Reflecting their gloom, the Dutch squad began its preparations for Saturday's third-place match against host Brazil under dreary gray skies in Sao Paulo on Thursday, a day after a painful penalty shootout loss to Argentina in the semifinals ensured another missed opportunity.
Those subdued preparations involved a light workout in the drizzle at Pacaembu Stadium that lasted less than an hour before the players disappeared back down a flight of stairs and into the dressing room. Even the well-meaning and hearty cheers a group of Brazilians gave the players as they arrived for the training session probably won't have helped.
A month ago, the Dutch were flying high. A 5-1 win over world champion Spain announced them as the team to watch at the World Cup. That status faded gradually and the Netherlands only managed two goals in three games in the knockout stage, none in the quarterfinals and semifinals.
The elimination in a shootout at Itaquerao Stadium on Wednesday night means the crucial Dutch stats now read: Three World Cup finals, two semifinals, still no titles.

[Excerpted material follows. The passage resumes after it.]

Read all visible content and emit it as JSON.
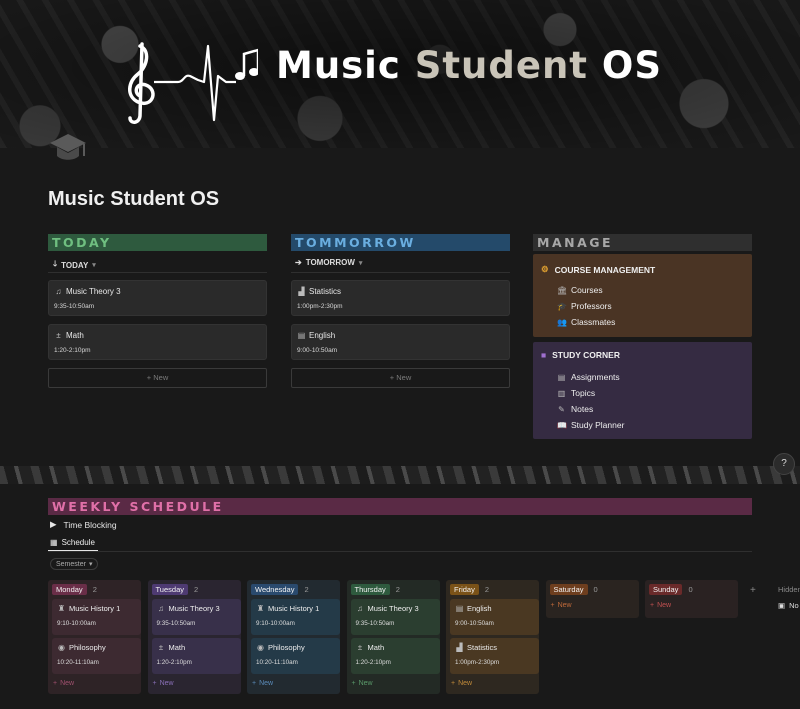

Coach Louis van Gaal, who takes charge of his country one more time before moving on to a new challenge with Manchester United, acknowledged that his team had initially been praised as the best at the tournament. Yet it counted for nothing in the end.
"In general, I'm not really interested in what people say about me and my team," Van Gaal said following the semifinal defeat. "It's a good thing if people are very positive ... but the issue in a championship like this one is that you score one more goal than your opponent, which we didn't do."
Van Gaal will also get very little joy from his last game with the national team. He has campaigned for a decade to have the third-place playoff at the World Cup scrapped, he said, because it is meaningless and a drain on players who are already desperately disappointed.
"I think that this match should never be played," Van Gaal said. "I've been saying this for 10 years. But anyway, we will just have to play that match."
So, what went wrong for the Dutch this time?
The young, inexperienced defense, which was doubted ahead of the World Cup, stood up. But the attack, which won enormous praise after demolishing Spain on a sunny day in Salvador a month ago, pretty much collapsed.
Robben and captain Robin van Persie didn't score in open play in the knockout games, with Van Persie extending an unwanted personal record: He has still never found the net at the business end of a major tournament.
Like the Dutch teams that lost back-to-back World Cup finals in 1974 and '78, the Robben-Van Persie generation looks set to finish empty-handed. Robben, Van Persie and midfielder Wesley Sneijder, the trio on which the Dutch squad of 2014 was based, are all 30. Having lost in the final four years ago in South Africa and in the semifinals here, Russia 2018 may be too far away for them to have another shot.
But losing is as much a part of football as winning, Robben said, providing a surprisingly upbeat outlook so soon after another heart-wrenching failure.
"You're a footballer and sportsman and a defeat hurts, especially when you're so close to the final," Robben said. "That is painful but ... it's all part of it."